E, se historicamente o conceito de espaço público nasce, na Grécia Antiga, encarnando a dimensão política em oposição total aos espaços da vida privada –a política como prática da cidade, “polis”, contraposta à economia como administração doméstica, “oikos”–, a atitude de muitos coletivos ativistas que hoje usam e ocupam temporariamente praças e outros espaços de cidades pelo mundo parece voltar-se menos a esse horizonte canonicamente público do que à noção de “comum” (“common”), tal como definem Antonio Negri e Michael Hardt. 

 
Estaríamos, assim, menos próximos da praça em que se realiza o julgamento de Sócrates do que das ruas de bairros periféricos de São Paulo, ao mesmo tempo violentas e formadas por redes comunitárias de sociabilidade e comércio informal. 
 
O “comum” supõe uma aproximação ao espaço público que não exclui a dimensão privada. Não me refiro aqui às políticas de Parcerias Público-Privadas, mas à ação, transformação, ocupação e eventual gestão temporária dos espaços públicos por grupos da sociedade civil, em geral coletivos e autogestionários. 

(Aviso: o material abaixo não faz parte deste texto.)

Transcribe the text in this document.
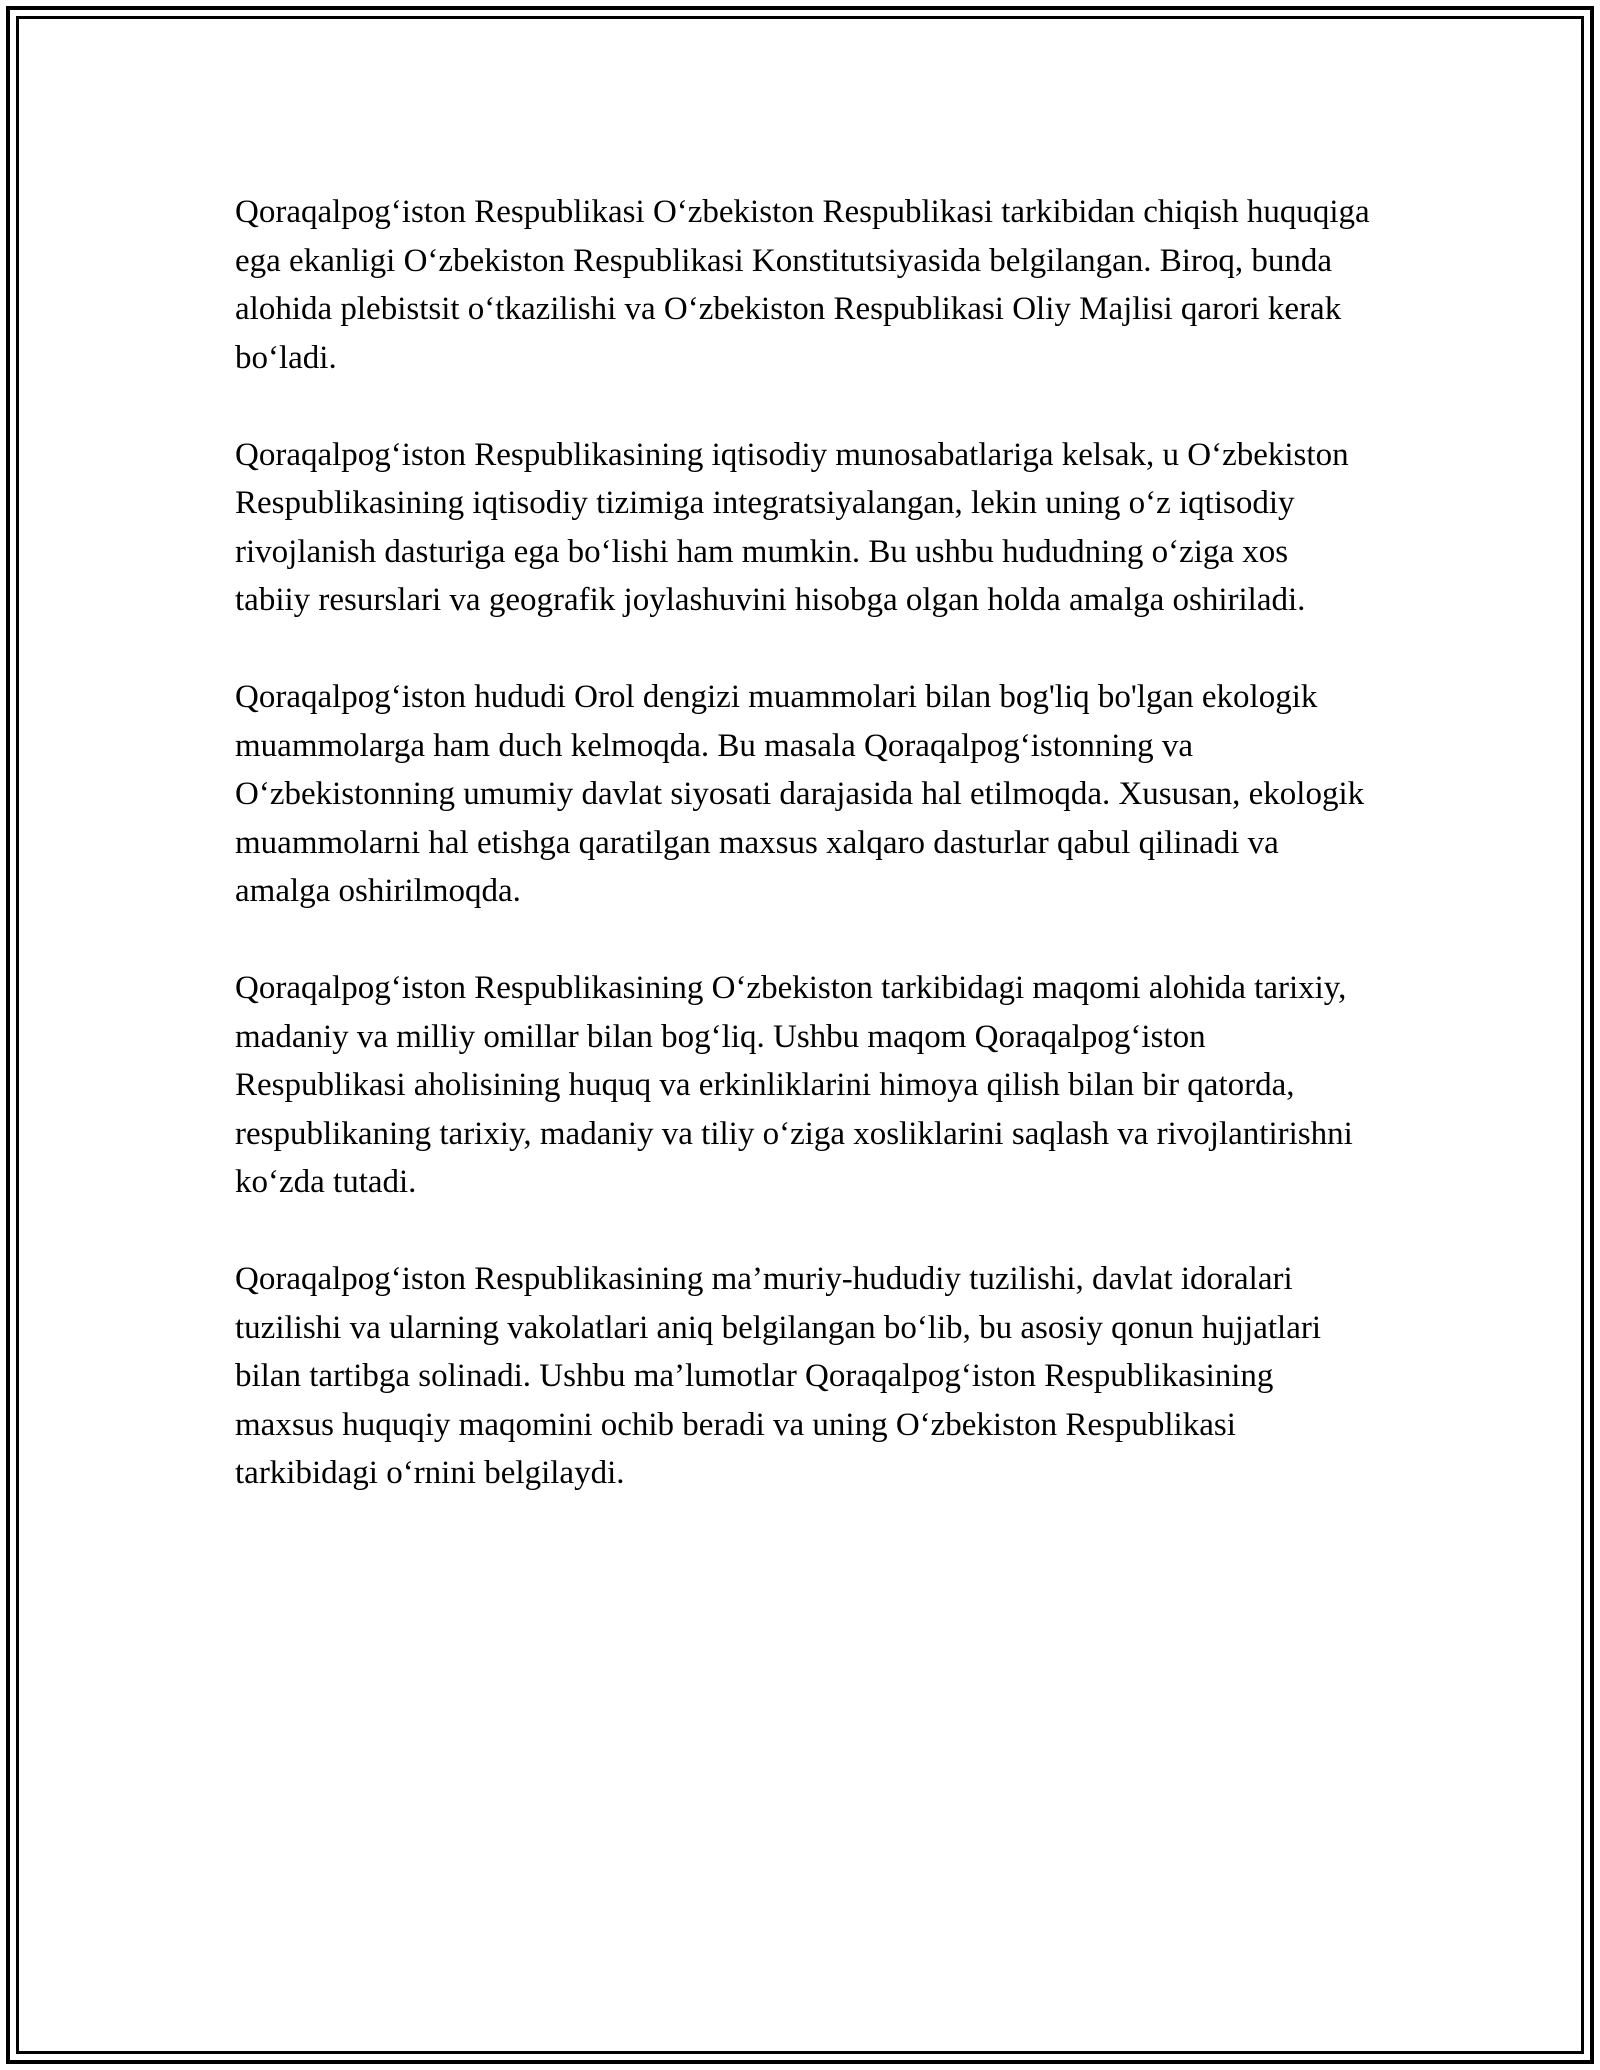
Qoraqalpog‘iston Respublikasi O‘zbekiston Respublikasi tarkibidan chiqish huquqiga ega ekanligi O‘zbekiston Respublikasi Konstitutsiyasida belgilangan. Biroq, bunda alohida plebistsit o‘tkazilishi va O‘zbekiston Respublikasi Oliy Majlisi qarori kerak bo‘ladi.

Qoraqalpog‘iston Respublikasining iqtisodiy munosabatlariga kelsak, u O‘zbekiston Respublikasining iqtisodiy tizimiga integratsiyalangan, lekin uning o‘z iqtisodiy rivojlanish dasturiga ega bo‘lishi ham mumkin. Bu ushbu hududning o‘ziga xos tabiiy resurslari va geografik joylashuvini hisobga olgan holda amalga oshiriladi.

Qoraqalpog‘iston hududi Orol dengizi muammolari bilan bog'liq bo'lgan ekologik muammolarga ham duch kelmoqda. Bu masala Qoraqalpog‘istonning va O‘zbekistonning umumiy davlat siyosati darajasida hal etilmoqda. Xususan, ekologik muammolarni hal etishga qaratilgan maxsus xalqaro dasturlar qabul qilinadi va amalga oshirilmoqda.

Qoraqalpog‘iston Respublikasining O‘zbekiston tarkibidagi maqomi alohida tarixiy, madaniy va milliy omillar bilan bog‘liq. Ushbu maqom Qoraqalpog‘iston Respublikasi aholisining huquq va erkinliklarini himoya qilish bilan bir qatorda, respublikaning tarixiy, madaniy va tiliy o‘ziga xosliklarini saqlash va rivojlantirishni ko‘zda tutadi.

Qoraqalpog‘iston Respublikasining ma’muriy-hududiy tuzilishi, davlat idoralari tuzilishi va ularning vakolatlari aniq belgilangan bo‘lib, bu asosiy qonun hujjatlari bilan tartibga solinadi. Ushbu ma’lumotlar Qoraqalpog‘iston Respublikasining maxsus huquqiy maqomini ochib beradi va uning O‘zbekiston Respublikasi tarkibidagi o‘rnini belgilaydi.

Nesse sentido, não se espera mais por uma ação paternalista do Estado, feita de cima para baixo, mas deseja-se construir coletivamente uma vida pública de forma mais horizontal e colaborativa. Daí a generalização da expressão “apropriação do espaço público”, referida ao uso temporário desse espaço, e não à sua posse. 
 
Um dos maiores paradigmas do “common” é o Zuccotti Park, em Nova York, onde em 2011 aconteceu o movimento Occupy Wall Street. Ocupação que só pôde ocorrer porque aquele lugar não era exatamente público, e sim um espaço privado de uso público (uma “bonus plaza”), que, por isso, não poderia ser invadido pela polícia.
 
Com efeito, ainda que as ações concretas de urbanismo tático e resistência a projetos de privatização de espaços de interesse público promovidas por esse grupos ativistas sejam pontuais e insuficientes diante da escala e complexidade das grandes capitais brasileiras, elas são formadoras de uma nova e importante consciência cidadã. “A cidade é nossa, ocupe-a”, diz o slogan do Ocupe Estelita, ao lado de outro chamado “Recife cidade roubada”. Queremos as cidades de volta. Não por seus valores de troca, mas por seus valores de uso.

*** 

Guilherme Wisnik, 43, é professor do Departamento de História da Arquitetura e Estética do Projeto na FAUUSP e vice-diretor do Centro Universitário Maria Antonia.
 
*Artigo publicado originariamente na Folha de S.Paulo.